La Procura di Latina

ITRI – Proseguono le indagini sull’omicidio efferrato dell’enologo trovato carbonizzato nelle campagne di Itri. Un’inchiesta non facile quella affidata ai carabinieri che hanno svolto un lungo e accurato sopralluogo nell’area in cui è stata ritrovata la 500L del 57enne romano e dove sono stati raccolti i bossoli dei proiettili utilizzati probabilmente per l’esecuzione. Le domande senza una risposta restano molte.

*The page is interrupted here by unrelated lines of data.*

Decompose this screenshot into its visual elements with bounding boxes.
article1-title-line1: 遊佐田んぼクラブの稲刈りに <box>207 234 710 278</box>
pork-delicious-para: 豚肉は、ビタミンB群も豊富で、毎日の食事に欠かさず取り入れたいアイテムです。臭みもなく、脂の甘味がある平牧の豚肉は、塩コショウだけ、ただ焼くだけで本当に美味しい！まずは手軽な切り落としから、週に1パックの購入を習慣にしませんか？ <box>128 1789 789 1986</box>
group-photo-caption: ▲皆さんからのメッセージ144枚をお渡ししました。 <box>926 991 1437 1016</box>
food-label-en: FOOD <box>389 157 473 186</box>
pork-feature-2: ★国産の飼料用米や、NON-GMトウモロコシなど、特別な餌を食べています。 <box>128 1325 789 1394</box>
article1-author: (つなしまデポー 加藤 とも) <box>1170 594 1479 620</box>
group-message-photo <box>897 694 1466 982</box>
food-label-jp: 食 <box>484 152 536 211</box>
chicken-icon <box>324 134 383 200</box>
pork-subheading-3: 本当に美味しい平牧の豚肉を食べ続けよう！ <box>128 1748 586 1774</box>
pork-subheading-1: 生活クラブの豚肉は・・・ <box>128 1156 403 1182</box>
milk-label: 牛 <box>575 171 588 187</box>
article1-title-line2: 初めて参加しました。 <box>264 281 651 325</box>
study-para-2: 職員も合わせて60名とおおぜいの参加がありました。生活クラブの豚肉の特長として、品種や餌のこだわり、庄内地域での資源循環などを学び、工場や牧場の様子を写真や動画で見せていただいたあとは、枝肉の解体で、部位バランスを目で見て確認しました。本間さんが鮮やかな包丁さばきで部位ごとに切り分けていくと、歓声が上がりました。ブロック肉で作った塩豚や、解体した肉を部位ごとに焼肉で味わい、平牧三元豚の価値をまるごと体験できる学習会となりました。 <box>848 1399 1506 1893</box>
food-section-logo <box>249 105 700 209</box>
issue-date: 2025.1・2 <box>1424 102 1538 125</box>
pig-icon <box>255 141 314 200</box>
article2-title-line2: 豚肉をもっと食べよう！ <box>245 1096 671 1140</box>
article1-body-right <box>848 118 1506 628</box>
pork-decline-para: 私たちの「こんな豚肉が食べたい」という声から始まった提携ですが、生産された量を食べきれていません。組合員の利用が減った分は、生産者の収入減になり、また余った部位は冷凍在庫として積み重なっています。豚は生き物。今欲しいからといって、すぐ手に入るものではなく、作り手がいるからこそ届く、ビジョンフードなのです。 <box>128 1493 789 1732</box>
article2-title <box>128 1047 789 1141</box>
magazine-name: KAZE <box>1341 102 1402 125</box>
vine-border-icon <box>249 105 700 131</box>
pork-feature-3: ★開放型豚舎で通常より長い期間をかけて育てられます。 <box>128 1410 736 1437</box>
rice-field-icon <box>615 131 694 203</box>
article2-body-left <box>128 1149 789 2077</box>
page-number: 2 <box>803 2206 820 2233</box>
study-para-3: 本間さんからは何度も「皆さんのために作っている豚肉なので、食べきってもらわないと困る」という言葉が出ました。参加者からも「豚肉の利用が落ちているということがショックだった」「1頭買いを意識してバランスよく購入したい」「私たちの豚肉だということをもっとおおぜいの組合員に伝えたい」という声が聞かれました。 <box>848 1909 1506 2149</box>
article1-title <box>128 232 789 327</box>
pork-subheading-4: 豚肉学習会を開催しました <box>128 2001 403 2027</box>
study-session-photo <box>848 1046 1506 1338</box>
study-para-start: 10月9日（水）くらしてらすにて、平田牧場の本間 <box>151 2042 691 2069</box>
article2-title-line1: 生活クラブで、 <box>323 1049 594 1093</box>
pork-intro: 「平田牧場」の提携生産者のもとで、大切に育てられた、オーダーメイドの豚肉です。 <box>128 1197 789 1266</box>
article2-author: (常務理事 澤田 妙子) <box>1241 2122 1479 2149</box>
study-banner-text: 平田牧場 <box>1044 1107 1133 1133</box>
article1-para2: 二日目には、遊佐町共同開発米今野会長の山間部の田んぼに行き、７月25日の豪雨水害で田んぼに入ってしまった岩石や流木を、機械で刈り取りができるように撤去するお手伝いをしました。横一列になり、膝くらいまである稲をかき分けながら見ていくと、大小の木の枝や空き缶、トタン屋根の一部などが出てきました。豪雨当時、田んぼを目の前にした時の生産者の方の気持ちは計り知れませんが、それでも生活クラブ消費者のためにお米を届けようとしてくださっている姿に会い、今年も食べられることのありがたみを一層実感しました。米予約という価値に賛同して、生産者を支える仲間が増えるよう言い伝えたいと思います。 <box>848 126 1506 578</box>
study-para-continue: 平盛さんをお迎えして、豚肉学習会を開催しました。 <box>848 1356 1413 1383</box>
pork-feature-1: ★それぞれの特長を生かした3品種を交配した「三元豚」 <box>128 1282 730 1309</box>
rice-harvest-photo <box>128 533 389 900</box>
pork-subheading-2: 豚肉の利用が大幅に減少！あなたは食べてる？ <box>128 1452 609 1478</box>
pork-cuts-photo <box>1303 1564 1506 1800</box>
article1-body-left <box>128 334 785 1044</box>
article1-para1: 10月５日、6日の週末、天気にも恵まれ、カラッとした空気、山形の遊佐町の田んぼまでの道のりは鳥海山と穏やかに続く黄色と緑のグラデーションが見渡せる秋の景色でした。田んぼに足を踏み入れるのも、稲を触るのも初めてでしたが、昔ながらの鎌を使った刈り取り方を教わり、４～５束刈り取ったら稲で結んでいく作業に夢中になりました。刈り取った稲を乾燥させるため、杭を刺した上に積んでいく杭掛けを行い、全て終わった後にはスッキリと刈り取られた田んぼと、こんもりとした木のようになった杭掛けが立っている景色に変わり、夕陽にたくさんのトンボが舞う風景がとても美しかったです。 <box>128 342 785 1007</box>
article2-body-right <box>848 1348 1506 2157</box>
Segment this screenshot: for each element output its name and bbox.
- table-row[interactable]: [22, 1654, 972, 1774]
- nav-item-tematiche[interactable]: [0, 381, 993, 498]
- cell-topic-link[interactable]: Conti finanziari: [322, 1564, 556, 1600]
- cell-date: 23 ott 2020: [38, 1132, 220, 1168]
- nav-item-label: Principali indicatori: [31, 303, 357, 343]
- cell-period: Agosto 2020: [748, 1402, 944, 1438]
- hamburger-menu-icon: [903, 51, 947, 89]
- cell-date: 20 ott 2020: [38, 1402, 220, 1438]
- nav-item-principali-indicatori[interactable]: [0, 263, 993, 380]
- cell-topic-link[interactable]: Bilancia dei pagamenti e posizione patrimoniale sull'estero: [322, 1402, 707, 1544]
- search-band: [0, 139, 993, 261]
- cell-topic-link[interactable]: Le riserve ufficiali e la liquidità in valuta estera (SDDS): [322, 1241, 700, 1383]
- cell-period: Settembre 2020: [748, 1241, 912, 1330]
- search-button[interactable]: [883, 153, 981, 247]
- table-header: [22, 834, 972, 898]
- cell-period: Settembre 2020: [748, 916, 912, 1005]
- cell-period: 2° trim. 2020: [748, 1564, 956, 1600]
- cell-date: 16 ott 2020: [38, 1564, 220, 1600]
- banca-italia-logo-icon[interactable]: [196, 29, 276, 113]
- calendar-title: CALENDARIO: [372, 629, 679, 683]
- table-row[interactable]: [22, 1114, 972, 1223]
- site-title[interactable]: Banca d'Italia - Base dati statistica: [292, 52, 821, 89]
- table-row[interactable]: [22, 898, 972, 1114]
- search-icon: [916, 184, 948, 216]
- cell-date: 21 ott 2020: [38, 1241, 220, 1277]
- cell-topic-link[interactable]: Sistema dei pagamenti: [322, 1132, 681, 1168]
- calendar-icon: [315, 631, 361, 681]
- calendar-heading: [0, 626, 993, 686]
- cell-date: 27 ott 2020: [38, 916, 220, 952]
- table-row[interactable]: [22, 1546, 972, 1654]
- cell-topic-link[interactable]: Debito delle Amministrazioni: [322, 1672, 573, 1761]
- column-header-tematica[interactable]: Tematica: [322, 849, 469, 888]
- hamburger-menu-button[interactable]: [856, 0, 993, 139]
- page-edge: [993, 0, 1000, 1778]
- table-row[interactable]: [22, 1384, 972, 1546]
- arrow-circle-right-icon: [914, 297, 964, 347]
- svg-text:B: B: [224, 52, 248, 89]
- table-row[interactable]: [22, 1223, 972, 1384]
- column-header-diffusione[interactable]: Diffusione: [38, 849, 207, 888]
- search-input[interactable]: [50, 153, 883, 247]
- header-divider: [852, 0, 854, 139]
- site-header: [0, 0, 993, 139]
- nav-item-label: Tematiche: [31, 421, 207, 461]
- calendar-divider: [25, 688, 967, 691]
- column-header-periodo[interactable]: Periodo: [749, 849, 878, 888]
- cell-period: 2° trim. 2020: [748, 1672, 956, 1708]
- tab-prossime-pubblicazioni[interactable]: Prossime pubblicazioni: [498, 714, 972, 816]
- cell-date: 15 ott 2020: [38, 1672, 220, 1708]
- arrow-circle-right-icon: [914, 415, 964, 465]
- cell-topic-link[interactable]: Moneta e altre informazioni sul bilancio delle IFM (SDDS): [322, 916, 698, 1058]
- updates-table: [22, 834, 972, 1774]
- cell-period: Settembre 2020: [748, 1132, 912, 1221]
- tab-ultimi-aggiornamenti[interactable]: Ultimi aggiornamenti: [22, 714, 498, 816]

Nulla di significativo sarebbe emerso ieri dall’esame di medico legale. Le pessime condizioni in cui si trova il cadavere  hanno costretto ieri il dottor Gianluca Marella, incaricato dalla Procura, ad interrompere quasi subito l’autopsia sul corpo carbonizzato di Ulrico Cappia, che proseguirà oggi pomeriggio dopo che saranno stati eseguiti alcuni esami radiografici. Resta confermato che l’uomo è stato ucciso con un colpo alla nuca, ma non ci sono al momento elementi per capire quanti siano stati i proiettili  che lo hanno raggiunto. Dalle condizioni in cui si trova, si evince inoltre che il corpo è bruciato a lungo, forse un’ora, prima di essere ritrovato dai vigili del fuoco chiamati per spegnere l’incendio dell’auto.

Si attende intanto il risultato dell’esame stub su una persona fermata dai militari nelle prime ore successive al delitto e appartenente all’ambiente di lavoro nel quale si muoveva la vittima. Sotto la lente degli investigatori ci sarebbero secondo alcune indiscrezioni di stampa anche altri due sospettati. I carabinieri non trascurano nulla e scavano a 360 gradi nella vita professionale e personale dell’uomo, nella sua carriera cominciata in Veneto e Friuli e poi proseguita a Roma e nel Sud Pontino. Cappia aveva svolto anche alcune consulenze per aziende campane e sembra non conservasse un buon ricordo: anche questa parentesi lavorativa è all’attenzione degli investigatori.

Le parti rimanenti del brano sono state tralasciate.